C’est par elle surtout que la valeur mystérieuse, à laquelle artistes et savants consacrent si noblement leur génie, révèle son caractère personnel et son action créatrice. Comment rencontrer François d’Assise ou Vincent de Paul, Angèle de Foligno ou Catherine de Sienne, Pierre de Bérulle ou Charles de Condren, sans reconnaître Celui qui les remplit, sans tressaillir de joie en présence du Dieu vivant?
C’est ainsi que la vie, dans toutes les directions où elle s’élance, implique l’affirmation de Dieu, sans excepter l’amour dont Goethe a dit: «De l’amour seulement nous sommes amoureux. » Comment aimer, aussi bien, sans attendre l’infini de l’être qu’on aime, et comment l’obtenir, en effet, sans viser en lui à ce qui n’est pas lui?
Tout être peut ainsi, en écoutant son âme, en se rendant attentif à ce qu’il pense, à ce qu’il veut, à ce qu’il aime réellement, tout être peut ainsi vérifier le mot de saint Paul: «En Lui nous avons la vie, le mouvement et l’être.»

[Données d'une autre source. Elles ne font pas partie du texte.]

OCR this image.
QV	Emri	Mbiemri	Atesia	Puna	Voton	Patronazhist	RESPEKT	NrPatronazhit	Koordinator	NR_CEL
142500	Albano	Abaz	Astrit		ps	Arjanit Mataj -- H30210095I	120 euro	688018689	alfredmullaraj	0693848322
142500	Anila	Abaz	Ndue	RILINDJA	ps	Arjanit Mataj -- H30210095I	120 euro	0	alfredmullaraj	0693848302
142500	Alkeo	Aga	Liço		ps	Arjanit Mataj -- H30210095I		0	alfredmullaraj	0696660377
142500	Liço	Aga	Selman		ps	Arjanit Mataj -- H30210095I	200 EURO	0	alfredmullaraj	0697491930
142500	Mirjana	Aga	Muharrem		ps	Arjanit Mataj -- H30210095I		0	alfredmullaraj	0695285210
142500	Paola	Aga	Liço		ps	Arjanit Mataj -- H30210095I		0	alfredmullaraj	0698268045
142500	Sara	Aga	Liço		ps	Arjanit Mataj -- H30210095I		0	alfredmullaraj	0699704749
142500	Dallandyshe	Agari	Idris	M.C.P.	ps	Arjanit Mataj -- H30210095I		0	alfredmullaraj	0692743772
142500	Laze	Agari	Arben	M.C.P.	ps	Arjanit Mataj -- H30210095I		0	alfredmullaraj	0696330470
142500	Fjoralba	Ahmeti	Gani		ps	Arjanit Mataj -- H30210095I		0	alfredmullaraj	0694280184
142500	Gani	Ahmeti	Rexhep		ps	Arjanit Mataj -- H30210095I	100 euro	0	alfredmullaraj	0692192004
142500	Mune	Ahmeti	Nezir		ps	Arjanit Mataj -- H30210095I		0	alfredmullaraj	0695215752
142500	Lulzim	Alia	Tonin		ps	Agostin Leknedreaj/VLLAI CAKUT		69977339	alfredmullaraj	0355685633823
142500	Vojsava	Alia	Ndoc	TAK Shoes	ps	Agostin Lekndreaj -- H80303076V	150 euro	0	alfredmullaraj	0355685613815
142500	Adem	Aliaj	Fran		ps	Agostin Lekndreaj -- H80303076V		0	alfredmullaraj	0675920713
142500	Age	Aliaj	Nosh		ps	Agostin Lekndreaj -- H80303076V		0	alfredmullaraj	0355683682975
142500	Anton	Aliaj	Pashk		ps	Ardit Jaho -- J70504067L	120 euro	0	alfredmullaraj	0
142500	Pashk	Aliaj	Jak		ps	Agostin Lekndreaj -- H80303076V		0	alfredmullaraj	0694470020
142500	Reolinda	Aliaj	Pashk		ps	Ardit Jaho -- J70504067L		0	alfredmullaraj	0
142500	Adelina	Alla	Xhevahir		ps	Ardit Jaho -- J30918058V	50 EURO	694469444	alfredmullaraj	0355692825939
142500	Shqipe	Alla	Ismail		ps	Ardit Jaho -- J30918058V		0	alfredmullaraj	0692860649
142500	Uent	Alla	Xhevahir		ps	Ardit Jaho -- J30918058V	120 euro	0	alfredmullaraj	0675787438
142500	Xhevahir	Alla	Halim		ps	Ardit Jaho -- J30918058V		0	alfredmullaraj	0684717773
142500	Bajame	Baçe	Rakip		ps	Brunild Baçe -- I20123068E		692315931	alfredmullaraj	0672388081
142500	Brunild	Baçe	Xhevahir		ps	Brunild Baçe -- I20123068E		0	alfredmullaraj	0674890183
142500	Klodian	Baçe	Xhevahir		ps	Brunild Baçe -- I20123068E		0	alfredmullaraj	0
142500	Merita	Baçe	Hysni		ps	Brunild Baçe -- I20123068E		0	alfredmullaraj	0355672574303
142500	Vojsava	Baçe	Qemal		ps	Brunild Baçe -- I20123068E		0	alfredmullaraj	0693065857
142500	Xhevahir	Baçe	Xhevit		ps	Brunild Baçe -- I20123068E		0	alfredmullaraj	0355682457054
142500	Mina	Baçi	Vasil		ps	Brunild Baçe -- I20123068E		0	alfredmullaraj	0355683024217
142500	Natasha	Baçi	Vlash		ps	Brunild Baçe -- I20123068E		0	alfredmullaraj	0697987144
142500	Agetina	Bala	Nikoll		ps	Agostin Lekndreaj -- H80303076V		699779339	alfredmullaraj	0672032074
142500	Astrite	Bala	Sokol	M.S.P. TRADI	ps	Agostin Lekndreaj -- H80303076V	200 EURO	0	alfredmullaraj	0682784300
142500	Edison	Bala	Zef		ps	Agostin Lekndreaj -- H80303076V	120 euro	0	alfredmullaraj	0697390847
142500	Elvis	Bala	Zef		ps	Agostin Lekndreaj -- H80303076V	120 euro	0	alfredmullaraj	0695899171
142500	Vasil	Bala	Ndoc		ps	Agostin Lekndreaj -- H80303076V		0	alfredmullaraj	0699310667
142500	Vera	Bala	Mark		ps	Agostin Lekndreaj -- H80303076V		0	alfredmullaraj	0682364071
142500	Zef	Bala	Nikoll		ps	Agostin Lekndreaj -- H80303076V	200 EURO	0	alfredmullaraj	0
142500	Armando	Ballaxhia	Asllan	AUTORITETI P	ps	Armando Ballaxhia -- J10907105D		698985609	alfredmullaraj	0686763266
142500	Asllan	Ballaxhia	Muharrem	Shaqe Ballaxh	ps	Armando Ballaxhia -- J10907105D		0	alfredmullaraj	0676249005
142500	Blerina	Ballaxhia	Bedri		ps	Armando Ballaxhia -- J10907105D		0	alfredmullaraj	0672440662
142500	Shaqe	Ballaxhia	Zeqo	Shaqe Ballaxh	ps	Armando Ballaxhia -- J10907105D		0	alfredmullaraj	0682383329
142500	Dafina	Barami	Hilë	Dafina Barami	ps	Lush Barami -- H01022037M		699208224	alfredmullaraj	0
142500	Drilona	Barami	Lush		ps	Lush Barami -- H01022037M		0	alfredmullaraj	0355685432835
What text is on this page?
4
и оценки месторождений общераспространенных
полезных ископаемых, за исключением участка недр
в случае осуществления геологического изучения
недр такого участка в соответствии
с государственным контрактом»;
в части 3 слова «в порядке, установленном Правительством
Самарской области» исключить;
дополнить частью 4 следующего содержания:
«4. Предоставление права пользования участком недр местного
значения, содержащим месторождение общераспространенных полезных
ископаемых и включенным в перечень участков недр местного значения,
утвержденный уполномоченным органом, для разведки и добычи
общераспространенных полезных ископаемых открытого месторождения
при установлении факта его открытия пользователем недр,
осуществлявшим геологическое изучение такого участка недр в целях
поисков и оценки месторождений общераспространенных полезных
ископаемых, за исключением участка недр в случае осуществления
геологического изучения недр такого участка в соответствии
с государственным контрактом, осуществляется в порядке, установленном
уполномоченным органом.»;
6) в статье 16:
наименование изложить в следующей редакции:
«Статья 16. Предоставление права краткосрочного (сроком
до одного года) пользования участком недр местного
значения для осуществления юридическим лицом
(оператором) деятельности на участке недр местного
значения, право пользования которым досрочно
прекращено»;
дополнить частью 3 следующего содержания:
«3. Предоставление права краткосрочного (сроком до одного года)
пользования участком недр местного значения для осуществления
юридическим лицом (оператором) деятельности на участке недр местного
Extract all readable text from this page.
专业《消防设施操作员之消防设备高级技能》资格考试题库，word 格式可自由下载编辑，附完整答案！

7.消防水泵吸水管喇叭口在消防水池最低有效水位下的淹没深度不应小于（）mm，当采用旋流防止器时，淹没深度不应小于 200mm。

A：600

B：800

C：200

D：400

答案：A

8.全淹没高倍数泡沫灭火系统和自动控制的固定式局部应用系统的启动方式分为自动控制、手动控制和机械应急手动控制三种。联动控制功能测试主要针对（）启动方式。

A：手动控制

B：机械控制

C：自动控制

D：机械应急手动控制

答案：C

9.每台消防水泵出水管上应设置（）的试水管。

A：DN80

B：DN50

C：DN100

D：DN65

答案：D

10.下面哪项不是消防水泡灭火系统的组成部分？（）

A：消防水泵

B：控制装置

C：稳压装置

Dieu est une rencontre que chacun doit faire en soi. Et, en vérité, tout être est croyant qui s’efface devant cet Autre en soi, qui vaut infiniment mieux que soi et qui lui est plus intime que son âme: quelque nom d’ailleurs qu’il donne à la Présence lumineuse qui l’habite. Certains se disent athées qui la servent dans la droiture de leur vie. D’autres, en revanche, se disent croyants, qui ne mettent, sous son nom, que la figure magnifiée de leur ignorance ou de leurs passions.
«Dieu, dit admirablement Louis Massignon, Dieu n’est pas une invention, c’est une découverte.»
Le Christ, au puits de Jacob, en révéla un jour le secret à la Samaritaine qui venait chercher de l’eau. Elle ignorait la soif de son cœur, et vivait dans le désordre, en l’inconscience du vrai Dieu. Elle pensait qu’il ne résidait que dans les temples où les sacrifices étaient offerts, elle le cherchait sur le Garizim où les Samaritains avaient leur sanctuaire. Jésus lui apprit que la rencontre ne pouvait se faire qu’au dedans: «Femme, crois-moi, l’heure vient où ce n’est ni sur cette montagne ni à Jérusalem que vous adorerez le Père, l’heure vient — et c’est maintenant — où les vrais adorateurs adoreront le Père en esprit et en vérité. Et en effet, c’est tels que le Père veut trouver ceux qui l’adorent : car Dieu est Esprit et il faut que ceux qui l’adorent, l’adorent en esprit et en vérité.»
C’était lui dire miséricordieusement, dans les mots de la plus sublime révélation:
Tu l’aimerais si tu le connaissais,
car Il est tout ce que tu cherches :
la Beauté et la Bonté,
la Vérité et l’Amour,
et Il t’attend, depuis toujours:
dans ton cœur.
Ça me rend heureux d’entendre ces mots, ils sont doux à mes oreilles. Mon questionnement est au niveau de la reconnaissance, Dieu est en tout chose et en dehors de tout il est unique, mais si la personne ne le reconnais pas à l’intérieur de lui comment peut-il être abreuvé de sa source intarissable.